The NCX has been battling with a host of challenges, including lack of funding occasioned by government’s inaction, lack of enabling laws and proper understanding of the operations of commodities exchange.
Phases of the restructuring Recommendations by the Technical Committee on Enhancing the Commodities Trading Eco-system, set up by the SEC to recommend solutions to the many problems of the NCX showed that the planned restructuring would be in four phases with the first phase lasting for two years from 2018 to 2019.
The first phase, according to the report of the committee, will focus on achieving food/input sufficiency, price discovery and market development with special attention on agricultural produce like maize, sorghum, soya beans, cassava and rice.
This phase will also involve engagement in public enlightenment and development of education roadmap by the SEC as well as encouragement of investment in warehouses and storage facilities by both the Commission and private sector operators.
This phase will also involve organization of farmers into co-operatives by the Central Bank of Nigeria, CBN, Federal Ministry of Agriculture and Rural Development, FMARD, and SEC to aggregate produce and encourage them to become members of the exchange among other relevant actions.

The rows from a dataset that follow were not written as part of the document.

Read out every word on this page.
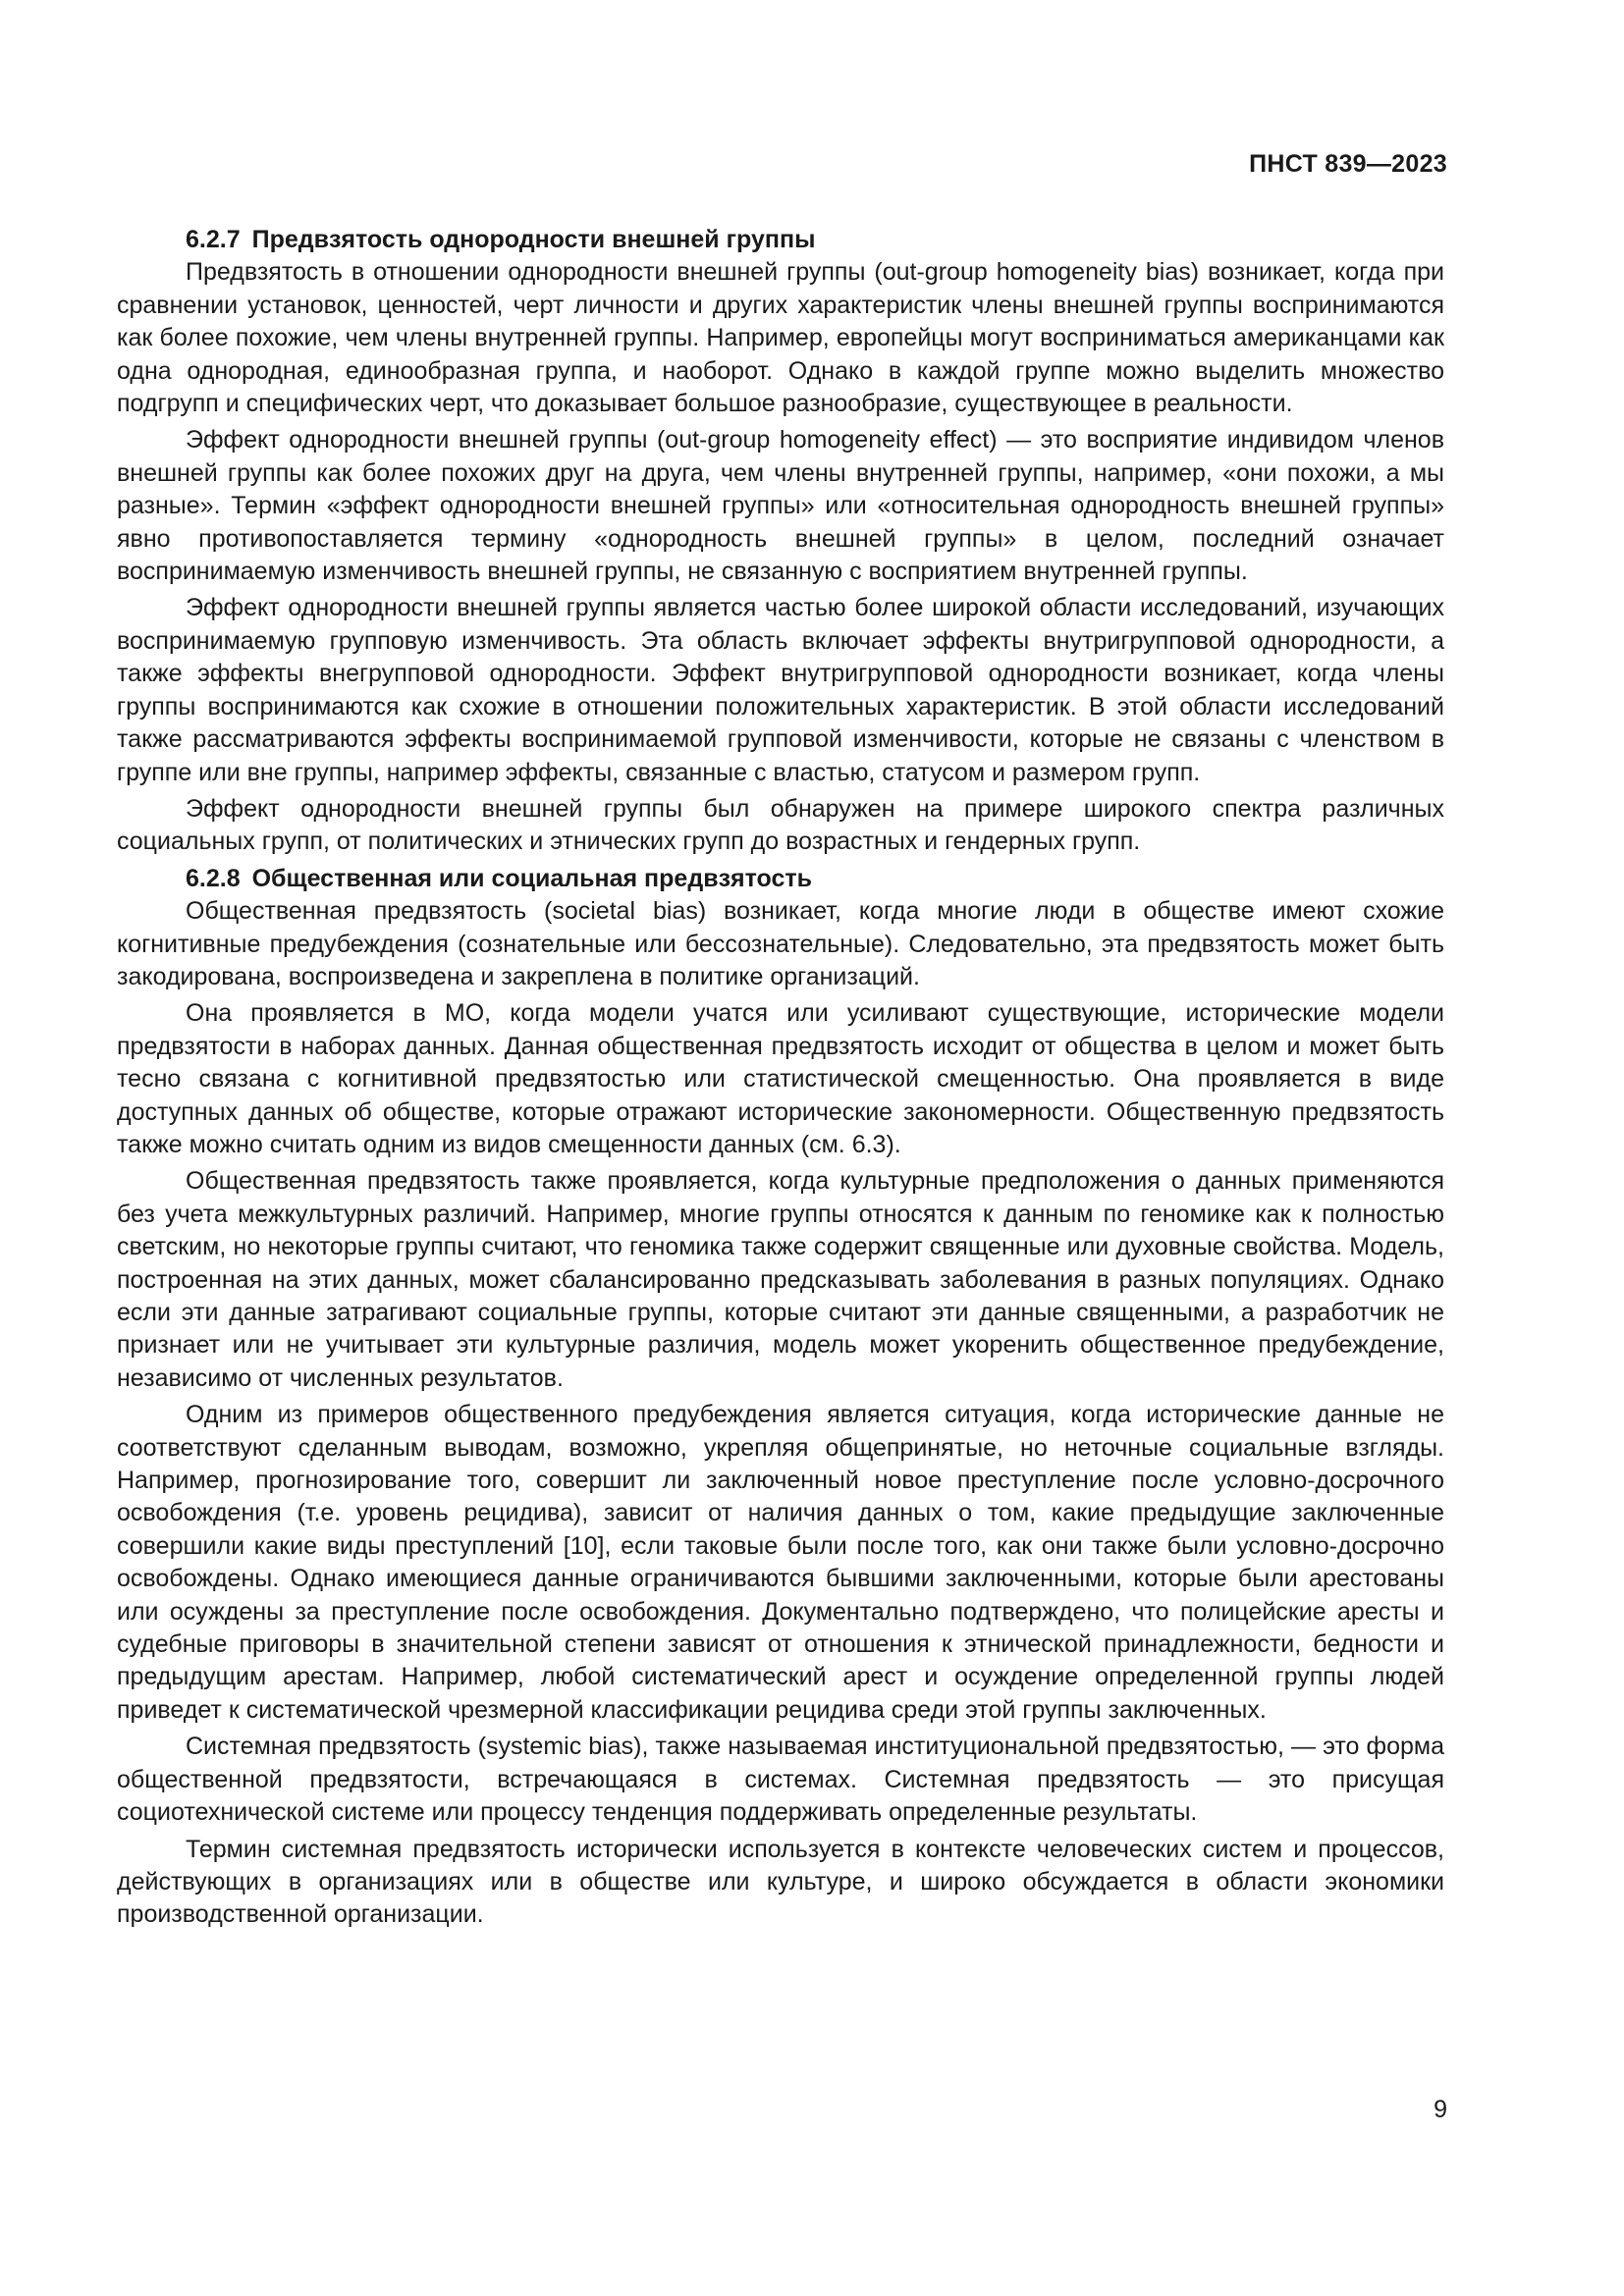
ПНСТ 839—2023
6.2.7 Предвзятость однородности внешней группы

Предвзятость в отношении однородности внешней группы (out-group homogeneity bias) возникает, когда при сравнении установок, ценностей, черт личности и других характеристик члены внешней группы воспринимаются как более похожие, чем члены внутренней группы. Например, европейцы могут восприниматься американцами как одна однородная, единообразная группа, и наоборот. Однако в каждой группе можно выделить множество подгрупп и специфических черт, что доказывает большое разнообразие, существующее в реальности.

Эффект однородности внешней группы (out-group homogeneity effect) — это восприятие индивидом членов внешней группы как более похожих друг на друга, чем члены внутренней группы, например, «они похожи, а мы разные». Термин «эффект однородности внешней группы» или «относительная однородность внешней группы» явно противопоставляется термину «однородность внешней группы» в целом, последний означает воспринимаемую изменчивость внешней группы, не связанную с восприятием внутренней группы.

Эффект однородности внешней группы является частью более широкой области исследований, изучающих воспринимаемую групповую изменчивость. Эта область включает эффекты внутригрупповой однородности, а также эффекты внегрупповой однородности. Эффект внутригрупповой однородности возникает, когда члены группы воспринимаются как схожие в отношении положительных характеристик. В этой области исследований также рассматриваются эффекты воспринимаемой групповой изменчивости, которые не связаны с членством в группе или вне группы, например эффекты, связанные с властью, статусом и размером групп.

Эффект однородности внешней группы был обнаружен на примере широкого спектра различных социальных групп, от политических и этнических групп до возрастных и гендерных групп.

6.2.8 Общественная или социальная предвзятость

Общественная предвзятость (societal bias) возникает, когда многие люди в обществе имеют схожие когнитивные предубеждения (сознательные или бессознательные). Следовательно, эта предвзятость может быть закодирована, воспроизведена и закреплена в политике организаций.

Она проявляется в МО, когда модели учатся или усиливают существующие, исторические модели предвзятости в наборах данных. Данная общественная предвзятость исходит от общества в целом и может быть тесно связана с когнитивной предвзятостью или статистической смещенностью. Она проявляется в виде доступных данных об обществе, которые отражают исторические закономерности. Общественную предвзятость также можно считать одним из видов смещенности данных (см. 6.3).

Общественная предвзятость также проявляется, когда культурные предположения о данных применяются без учета межкультурных различий. Например, многие группы относятся к данным по геномике как к полностью светским, но некоторые группы считают, что геномика также содержит священные или духовные свойства. Модель, построенная на этих данных, может сбалансированно предсказывать заболевания в разных популяциях. Однако если эти данные затрагивают социальные группы, которые считают эти данные священными, а разработчик не признает или не учитывает эти культурные различия, модель может укоренить общественное предубеждение, независимо от численных результатов.

Одним из примеров общественного предубеждения является ситуация, когда исторические данные не соответствуют сделанным выводам, возможно, укрепляя общепринятые, но неточные социальные взгляды. Например, прогнозирование того, совершит ли заключенный новое преступление после условно-досрочного освобождения (т.е. уровень рецидива), зависит от наличия данных о том, какие предыдущие заключенные совершили какие виды преступлений [10], если таковые были после того, как они также были условно-досрочно освобождены. Однако имеющиеся данные ограничиваются бывшими заключенными, которые были арестованы или осуждены за преступление после освобождения. Документально подтверждено, что полицейские аресты и судебные приговоры в значительной степени зависят от отношения к этнической принадлежности, бедности и предыдущим арестам. Например, любой систематический арест и осуждение определенной группы людей приведет к систематической чрезмерной классификации рецидива среди этой группы заключенных.

Системная предвзятость (systemic bias), также называемая институциональной предвзятостью, — это форма общественной предвзятости, встречающаяся в системах. Системная предвзятость — это присущая социотехнической системе или процессу тенденция поддерживать определенные результаты.

Термин системная предвзятость исторически используется в контексте человеческих систем и процессов, действующих в организациях или в обществе или культуре, и широко обсуждается в области экономики производственной организации.

9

The second phase, which will last for another two years from 2020 to 2021, will focus on the development of export-focused commodities in agriculture like cocoa, sesame, cotton and palm oil, and continuous de-risking of agriculture value chain by the National Insurance Commission, NAICOM.

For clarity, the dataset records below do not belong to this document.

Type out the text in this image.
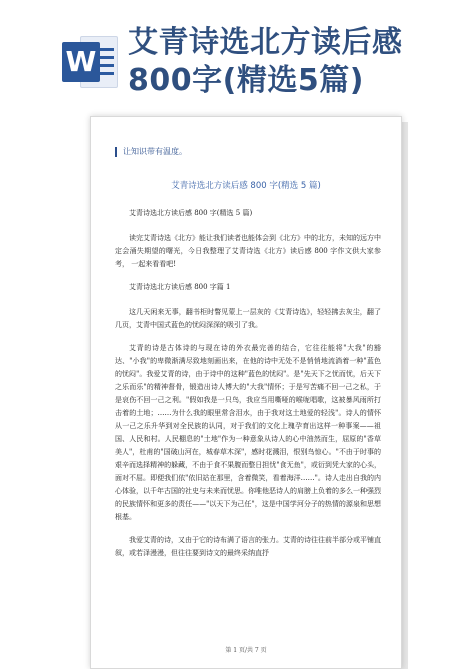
W
艾青诗选北方读后感800字(精选5篇)
让知识带有温度。
艾青诗选北方读后感 800 字(精选 5 篇)

艾青诗选北方读后感 800 字(精选 5 篇)

读完艾青诗选《北方》能让我们读者也能体会到《北方》中的北方，未知的远方中定会涌失期望的曙光，今日我整理了艾青诗选《北方》读后感 800 字作文供大家参考， 一起来看看吧!

艾青诗选北方读后感 800 字篇 1

这几天闲来无事，翻书柜时瞥见蒙上一层灰的《艾青诗选》，轻轻拂去灰尘，翻了几页，艾青中国式蓝色的忧闷深深的吸引了我。

艾青的诗是古体诗的与现在诗的外衣最完善的结合，它往往能将"大我"的豁达、"小我"的卑微渐满尽致地刻画出来，在他的诗中无处不是悄悄地流淌着一种"蓝色的忧闷"。我爱艾青的诗，由于诗中的这种"蓝色的忧闷"。是"先天下之忧而忧，后天下之乐而乐"的精神督骨，锻造出诗人博大的"大我"情怀；于是写苦痛不回一己之私，于是哀伤不回一己之利。"假如我是一只鸟，我应当用嘶哑的喉咙唱歌，这被暴风雨所打击着的土地；……为什么我的眼里常含泪水，由于我对这土地爱的轻浅"。诗人的情怀从一己之乐升华到对全民族的认同，对于我们的文化上瑰孕育出这样一种事案——祖国、人民和村。人民棚息的"土地"作为一种意象从诗人的心中油然而生，屈原的"香草美人"，杜甫的"国破山河在，城春草木深"，感时花溅泪，恨别鸟惊心。"不由于时事的艰辛而选择精神的躲藏，不由于食不果腹而整日担忧"食无鱼"，或衍到凭大家的心头，面对不屈。即便我们依"依旧站在那里，含着微笑，看着海洋……"。诗人走出自我的内心体验，以千年古国的社史与未来而忧思。你唯他恶诗人的肩膀上负着的多么一种强烈的民族情怀和更多的责任——"以天下为己任"，这是中国学河分子的热情的源泉和思想根基。

我爱艾青的诗，又由于它的诗布满了语言的张力。艾青的诗往往前半部分或平铺直叙，或若泽漫漫，但往往要到诗文的最终采纳直抒

第 1 页/共 7 页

In the third phase (2022-2023), exchanges would be expected to key into Customs Single Window System to ease process of export.

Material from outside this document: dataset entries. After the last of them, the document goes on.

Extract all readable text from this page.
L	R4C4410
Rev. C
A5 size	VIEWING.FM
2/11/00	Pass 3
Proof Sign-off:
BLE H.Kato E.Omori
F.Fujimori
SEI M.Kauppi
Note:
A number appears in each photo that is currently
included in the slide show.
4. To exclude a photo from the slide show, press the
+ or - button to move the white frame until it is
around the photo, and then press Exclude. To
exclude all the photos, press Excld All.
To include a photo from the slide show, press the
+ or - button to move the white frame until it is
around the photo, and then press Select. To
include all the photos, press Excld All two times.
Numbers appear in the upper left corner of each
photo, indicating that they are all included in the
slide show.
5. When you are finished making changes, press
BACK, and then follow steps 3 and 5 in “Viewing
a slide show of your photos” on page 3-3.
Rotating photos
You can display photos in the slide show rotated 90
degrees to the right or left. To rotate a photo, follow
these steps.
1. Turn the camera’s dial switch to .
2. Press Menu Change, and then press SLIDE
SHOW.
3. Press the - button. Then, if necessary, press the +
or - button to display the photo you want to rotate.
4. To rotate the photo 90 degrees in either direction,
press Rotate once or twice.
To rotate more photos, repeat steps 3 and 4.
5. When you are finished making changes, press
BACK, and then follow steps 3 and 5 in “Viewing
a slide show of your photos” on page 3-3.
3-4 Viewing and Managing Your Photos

During the fourth phase of the project (2024-2025), SEC and other stakeholders will ensure that there is strong international presence in the commodities market, while tradeable commodities will be expanded to include solid minerals and energy.
The NCX however has been faced with challenges, which the committee identified to include lack of proper funding to carry out its functions, which has hampered the ability of the NCX to enter into technical collaboration for capacity building and knowledge transfer that is badly needed with established Commodity Exchanges.
In addition to these challenges, the exchange is faced with weak supply, lack of interest by operators in the securities market to open commodities trading subsidiaries, low understanding of the workings of the exchange and the absence of supportive infrastructure and institutional arrangements that could strengthen the supply side of the market.
There is also the non-existence of vibrant farmers’ co-operatives that could bulk the produce of their members for wholesale marketing on the floor of the Exchange. Equally lacking were commodity grades and standards as well as farmers’ credit system based on Warehouse Receipts.
One of the key recommendations of the committee is that commodity brokers/dealers should be encouraged to trade and not penalized by excessively high capital requirements.
According to the report, in many other commodity markets, spot market brokers trading only physical contracts do not carry any mandatory capital base.
The Committee stated that clear and straightforward regulation is required for the effective operation of a commodity exchange and advised that regulation of the spot markets should be devolved from the SEC to the Commodity Exchanges among other recommendations.
According to the Acting Director of SEC, Ms. Mary Uduk, in furtherance of the commitment to develop a vibrant commodities eco-system, the Commission has commenced the implementation of measures to strengthen regulatory capacity by establishing a Commodities Division.
One of the cardinal objectives of the current government is diversification. Like you all know, Nigeria is a mono-product economy, which is oil.
The capital market is actually, the next centre of any economy and we at the SEC are trying to key in to that diversification objective of the government.
Nigeria is majorly also an agrarian economy where every street in this country has a product that is exportable.
Hence, the best way for farmers to have value for their products is for there to be price transparency and a level playing field for every participant in the commodities space. For that to happen there will be a virile Commodities Exchange.
The SEC sees it as major priority to help the farmers, the people and the economy, hence the need to re-establish the Commodity Exchange Division, empower it, provide the resources, training and the necessary where-withal to make sure that we regulate the market.
Of course, we have the responsibility to support the creation of Exchanges according to perception 13 of the Investment and Securities Act, ISA.
That is why we are doing what we are doing in order that the Nigeria becomes better in the process of diversifying the economy.